Chaparrí: una historia de desarrollo sostenible

El cerro Chaparrí o Apus, como fueron llamados los cerros en la antigüedad, siempre fueron considerados dioses o seres mágicos que podían castigar a todo aquel que poblara o se aproximara a sus faldas. Esta montaña fue considerada sagrada por la cultura Mochica y lo sigue siendo para los chamanes de todo Perú, pues en él se encuentra sepultado el cadáver de Chaparioc, un antiguo cacique, cuyo nombre significa “de corazón noble”.

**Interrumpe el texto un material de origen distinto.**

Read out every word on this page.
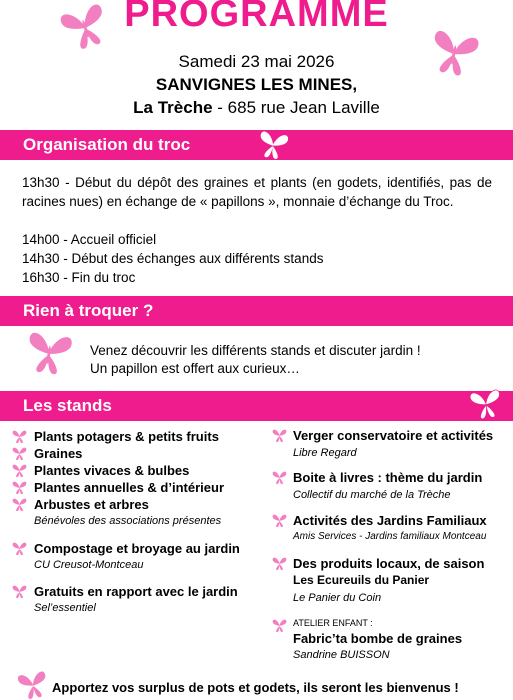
PROGRAMME
Samedi 23 mai 2026
SANVIGNES LES MINES,
La Trèche - 685 rue Jean Laville
Organisation du troc
13h30 - Début du dépôt des graines et plants (en godets, identifiés, pas de racines nues) en échange de « papillons », monnaie d’échange du Troc.
14h00 - Accueil officiel
14h30 - Début des échanges aux différents stands
16h30 - Fin du troc
Rien à troquer ?
Venez découvrir les différents stands et discuter jardin !
Un papillon est offert aux curieux…
Les stands
Plants potagers & petits fruits
Graines
Plantes vivaces & bulbes
Plantes annuelles & d’intérieur
Arbustes et arbres
Bénévoles des associations présentes
Compostage et broyage au jardin
CU Creusot-Montceau
Gratuits en rapport avec le jardin
Sel’essentiel
Verger conservatoire et activités
Libre Regard
Boite à livres : thème du jardin
Collectif du marché de la Trèche
Activités des Jardins Familiaux
Amis Services - Jardins familiaux Montceau
Des produits locaux, de saison
Les Ecureuils du Panier
Le Panier du Coin
ATELIER ENFANT :
Fabric’ta bombe de graines
Sandrine BUISSON
Apportez vos surplus de pots et godets, ils seront les bienvenus !
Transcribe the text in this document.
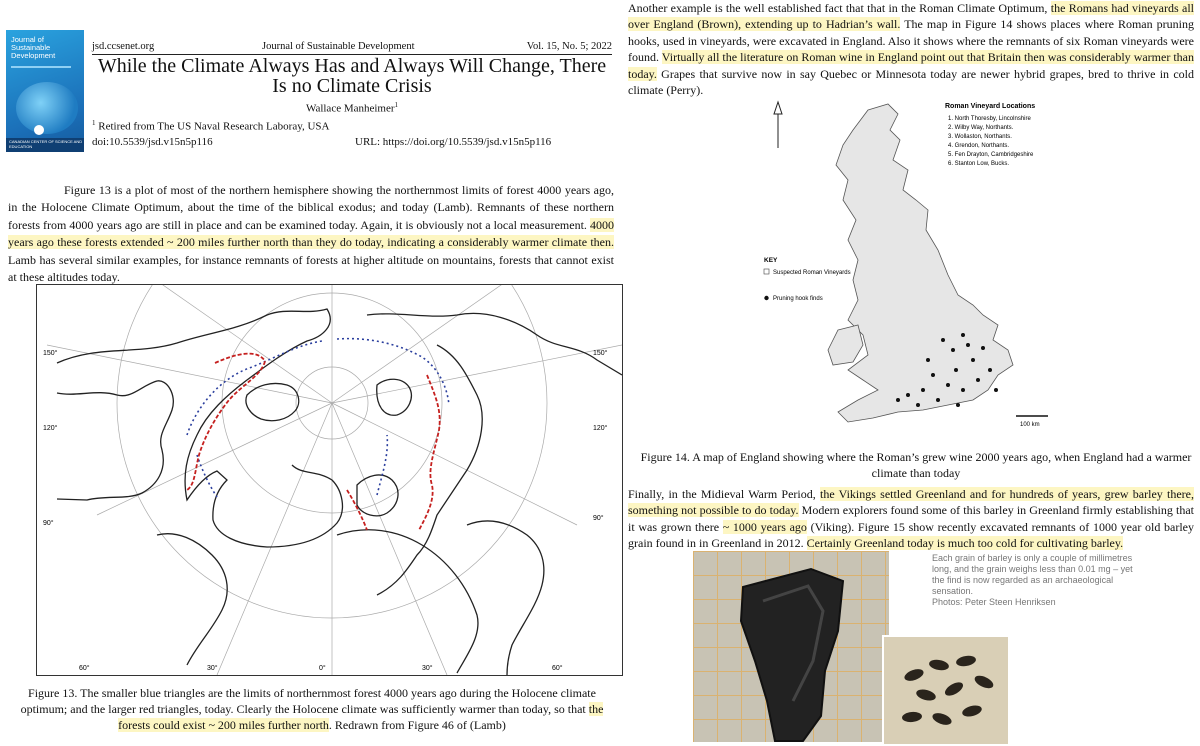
Journal of Sustainable Development
CANADIAN CENTER OF SCIENCE AND EDUCATION
jsd.ccsenet.org	Journal of Sustainable Development	Vol. 15, No. 5; 2022
While the Climate Always Has and Always Will Change, There Is no Climate Crisis
Wallace Manheimer$^1$
$^1$ Retired from The US Naval Research Laboray, USA
doi:10.5539/jsd.v15n5p116	URL: https://doi.org/10.5539/jsd.v15n5p116
Figure 13 is a plot of most of the northern hemisphere showing the northernmost limits of forest 4000 years ago, in the Holocene Climate Optimum, about the time of the biblical exodus; and today (Lamb). Remnants of these northern forests from 4000 years ago are still in place and can be examined today. Again, it is obviously not a local measurement. 4000 years ago these forests extended ~ 200 miles further north than they do today, indicating a considerably warmer climate then. Lamb has several similar examples, for instance remnants of forests at higher altitude on mountains, forests that cannot exist at these altitudes today.
150°	150°
120°	120°
90°
90°
60°	30°	0°	30°	60°
Figure 13. The smaller blue triangles are the limits of northernmost forest 4000 years ago during the Holocene climate optimum; and the larger red triangles, today. Clearly the Holocene climate was sufficiently warmer than today, so that the forests could exist ~ 200 miles further north. Redrawn from Figure 46 of (Lamb)
Another example is the well established fact that that in the Roman Climate Optimum, the Romans had vineyards all over England (Brown), extending up to Hadrian’s wall. The map in Figure 14 shows places where Roman pruning hooks, used in vineyards, were excavated in England. Also it shows where the remnants of six Roman vineyards were found. Virtually all the literature on Roman wine in England point out that Britain then was considerably warmer than today. Grapes that survive now in say Quebec or Minnesota today are newer hybrid grapes, bred to thrive in cold climate (Perry).
Roman Vineyard Locations
1. North Thoresby, Lincolnshire
2. Wilby Way, Northants.
3. Wollaston, Northants.
4. Grendon, Northants.
5. Fen Drayton, Cambridgeshire
6. Stanton Low, Bucks.
KEY
Suspected Roman Vineyards
Pruning hook finds
100 km
Figure 14. A map of England showing where the Roman’s grew wine 2000 years ago, when England had a warmer climate than today
Finally, in the Midieval Warm Period, the Vikings settled Greenland and for hundreds of years, grew barley there, something not possible to do today. Modern explorers found some of this barley in Greenland firmly establishing that it was grown there ~ 1000 years ago (Viking). Figure 15 show recently excavated remnants of 1000 year old barley grain found in in Greenland in 2012. Certainly Greenland today is much too cold for cultivating barley.
Each grain of barley is only a couple of millimetres long, and the grain weighs less than 0.01 mg – yet the find is now regarded as an archaeological sensation.
Photos: Peter Steen Henriksen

Miles de años mediante, la zona se ha convertido en un ejemplo de protección de la flora y la fauna con una reserva natural que toma el nombre del cerro que sigue dominando y vigilando el paisaje. La Comunidad Campesina Muchik Santa Catalina cedió gran parte de las 42.000  hectáreas que le pertenecen para la creación, conservación y disfrute de este espacio de sana convivencia con la naturaleza, enclavado en medio del bosque seco lambayecano (los bosques secos estacionales del Pacífico Ecuatorial han sido considerados una de las tres prioridades mundiales de conservación junto con las Filipinas y los bosques atlánticos del Brasil) y con el que Ayuda en Acción colabora desde 2009.

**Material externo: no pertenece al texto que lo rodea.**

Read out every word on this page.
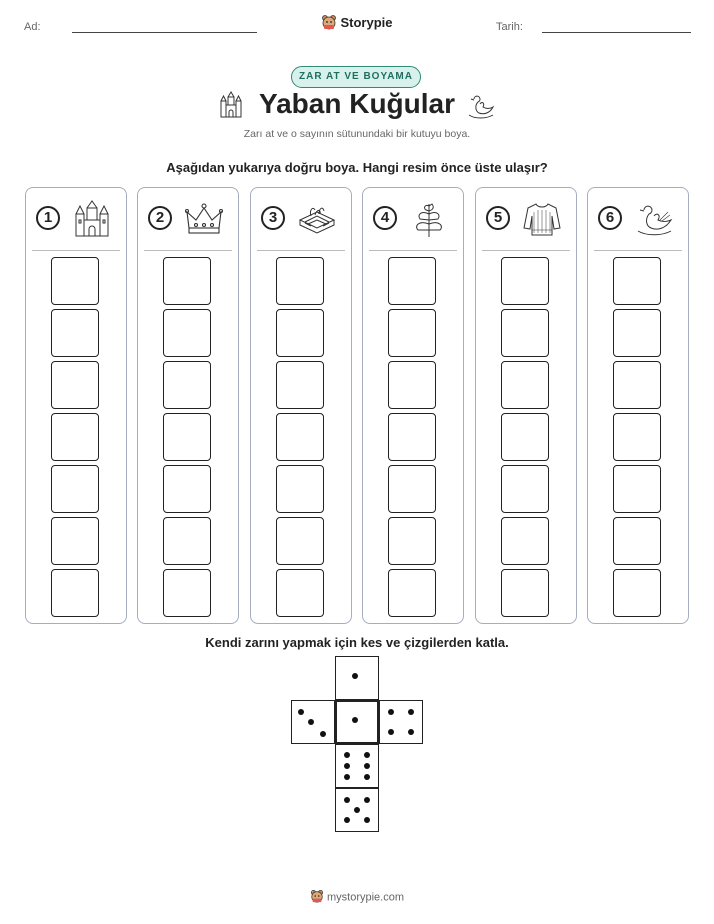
Ad:	Tarih:
Storypie
ZAR AT VE BOYAMA
Yaban Kuğular
Zarı at ve o sayının sütunundaki bir kutuyu boya.
Aşağıdan yukarıya doğru boya. Hangi resim önce üste ulaşır?
1	2	3	4	5	6
Kendi zarını yapmak için kes ve çizgilerden katla.
mystorypie.com
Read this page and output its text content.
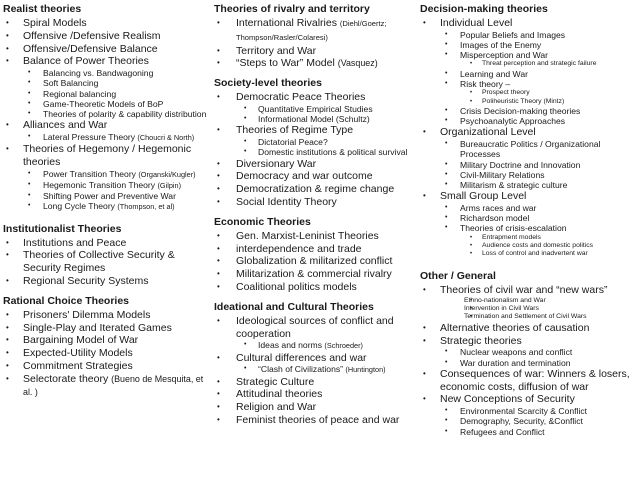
Realist theories
• Spiral Models
• Offensive /Defensive Realism
• Offensive/Defensive Balance
• Balance of Power Theories
• Balancing vs. Bandwagoning
• Soft Balancing
• Regional balancing
• Game-Theoretic Models of BoP
• Theories of polarity & capability distribution
• Alliances and War
• Lateral Pressure Theory (Choucri & North)
• Theories of Hegemony / Hegemonic theories
• Power Transition Theory (Organski/Kugler)
• Hegemonic Transition Theory (Gilpin)
• Shifting Power and Preventive War
• Long Cycle Theory (Thompson, et al)
Institutionalist Theories
• Institutions and Peace
• Theories of Collective Security & Security Regimes
• Regional Security Systems
Rational Choice Theories
• Prisoners' Dilemma Models
• Single-Play and Iterated Games
• Bargaining Model of War
• Expected-Utility Models
• Commitment Strategies
• Selectorate theory (Bueno de Mesquita, et al. )
Theories of rivalry and territory
• International Rivalries (Diehl/Goertz; Thompson/Rasler/Colaresi)
• Territory and War
• “Steps to War” Model (Vasquez)
Society-level theories
• Democratic Peace Theories
• Quantitative Empirical Studies
• Informational Model (Schultz)
• Theories of Regime Type
• Dictatorial Peace?
• Domestic institutions & political survival
• Diversionary War
• Democracy and war outcome
• Democratization & regime change
• Social Identity Theory
Economic Theories
• Gen. Marxist-Leninist Theories
• interdependence and trade
• Globalization & militarized conflict
• Militarization & commercial rivalry
• Coalitional politics models
Ideational and Cultural Theories
• Ideological sources of conflict and cooperation
• Ideas and norms (Schroeder)
• Cultural differences and war
• “Clash of Civilizations” (Huntington)
• Strategic Culture
• Attitudinal theories
• Religion and War
• Feminist theories of peace and war
Decision-making theories
• Individual Level
• Popular Beliefs and Images
• Images of the Enemy
• Misperception and War
• Threat perception and strategic failure
• Learning and War
• Risk theory –
• Prospect theory
• Poliheuristic Theory (Mintz)
• Crisis Decision-making theories
• Psychoanalytic Approaches
• Organizational Level
• Bureaucratic Politics / Organizational Processes
• Military Doctrine and Innovation
• Civil-Military Relations
• Militarism & strategic culture
• Small Group Level
• Arms races and war
• Richardson model
• Theories of crisis-escalation
• Entrapment models
• Audience costs and domestic politics
• Loss of control and inadvertent war
Other / General
• Theories of civil war and “new wars”
• Ethno-nationalism and War
• Intervention in Civil Wars
• Termination and Settlement of Civil Wars
• Alternative theories of causation
• Strategic theories
• Nuclear weapons and conflict
• War duration and termination
• Consequences of war: Winners & losers, economic costs, diffusion of war
• New Conceptions of Security
• Environmental Scarcity & Conflict
• Demography, Security, &Conflict
• Refugees and Conflict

El famoso oso de anteojos de Chaparrí.

La Reserva Ecológica Chaparrí acoge ecoturistas de todos los lugares del planeta en horario de día, y que también pueden pasar la noche en el Chaparrí EcoLodge, que cuenta con 12 habitaciones. Allí pueden compartir sueño bajo las estrellas con alguno de los 30 osos de anteojos que pueblan la reserva junto con 250 especies de aves, 22 de reptiles, 4 de anfibios y 23 de mamíferos.

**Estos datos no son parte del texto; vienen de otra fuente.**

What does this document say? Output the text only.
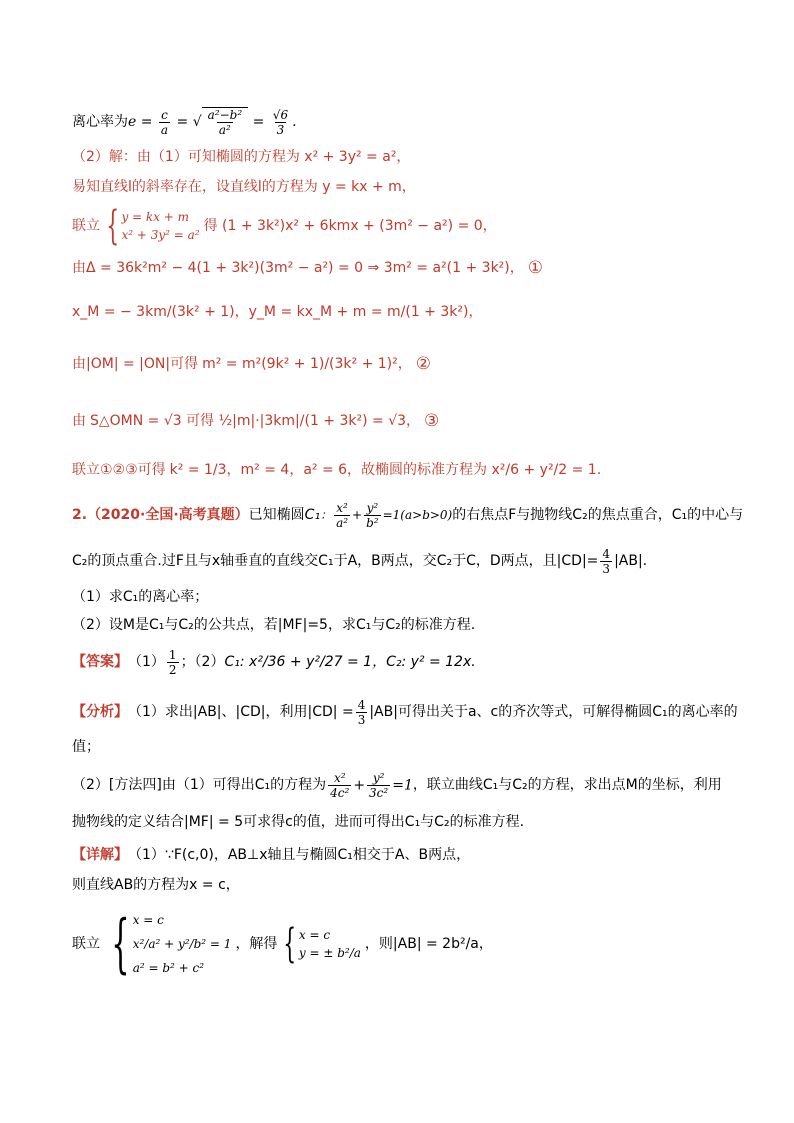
离心率为 $e = \frac{c}{a}$ = √ $\frac{\text{a²−b²}}{\text{a²}} = \frac{√6}{3}$ .
（2）解： 由（1）可知椭圆的方程为 x² + 3y² = a²，
易知直线l的斜率存在，设直线l的方程为 y = kx + m，
联立 { y = kx + m
x² + 3y² = a²
得 (1 + 3k²)x² + 6kmx + (3m² − a²) = 0，
由Δ = 36k²m² − 4(1 + 3k²)(3m² − a²) = 0 ⇒ 3m² = a²(1 + 3k²)， ①
x_M = − 3km/(3k² + 1)，y_M = kx_M + m = m/(1 + 3k²)，
由|OM| = |ON|可得 m² = m²(9k² + 1)/(3k² + 1)²， ②
由 S△OMN = √3 可得 ½|m|·|3km|/(1 + 3k²) = √3， ③
联立①②③可得 k² = 1/3，m² = 4，a² = 6，故椭圆的标准方程为 x²/6 + y²/2 = 1.
2. （2020·全国·高考真题） 已知椭圆 C₁ ： $\frac{\text{x²}}{\text{a²}} + \frac{\text{y²}}{\text{b²}} =1(a>b>0)$ 的右焦点F与抛物线C₂的焦点重合，C₁的中心与
C₂的顶点重合.过F且与x轴垂直的直线交C₁于A，B两点，交C₂于C，D两点，且$|CD|= \frac{4}{3} |AB|$.
（1）求C₁的离心率；
（2）设M是C₁与C₂的公共点，若|MF|=5，求C₁与C₂的标准方程.
【答案】 $(1) \frac{1}{2}$ ；（2） C₁: x²/36 + y²/27 = 1，C₂: y² = 12x.
【分析】 （1）求出|AB|、|CD|，利用$|CD| = \frac{4}{3} |AB|$可得出关于a、c的齐次等式，可解得椭圆C₁的离心率的
值；
（2）[方法四]由（1）可得出C₁的方程为 $\frac{\text{x²}}{\text{4c²}} + \frac{\text{y²}}{\text{3c²}} =1$ ，联立曲线C₁与C₂的方程，求出点M的坐标，利用
抛物线的定义结合|MF| = 5可求得c的值，进而可得出C₁与C₂的标准方程.
【详解】 （1）∵F(c,0)，AB⊥x轴且与椭圆C₁相交于A、B两点，
则直线AB的方程为x = c，
联立 { x = c
x²/a² + y²/b² = 1
a² = b² + c²
，解得 { x = c
y = ± b²/a
，则|AB| = 2b²/a，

La reserva natural emplea a 30 comuneros de Santa Catalina, entre guardaparques, cocineros, personal de limpieza y guías. O las madres artesanas, que al ver que los turistas que acudían reclamaban recuerdos que llevarse a sus casas se pusieron a confeccionar llaveros, bolsos, cojines, osos de peluche y otros regalos. Trabajadoras como Berta recibieron formación de Ayuda en Acción y su socio local Cipdes en 2009, que desde ese año se sumaron al proyecto de la reserva con el objetivo de potenciar las capacidades de los comuneros.

Madres bordadoras de Chaparrí tejiendo los recuerdo de la Reserva.

El cambio para muchas de las madres artesanas fue radical, muchas eran víctimas de maltrato y como dice su presidenta Berta Rúfalo y recoge el diario La República de Perú: “Antes estábamos todas tristes, con problemas. Ahora estamos más alegres, conversamos y nos ayudamos entre  nosotras”.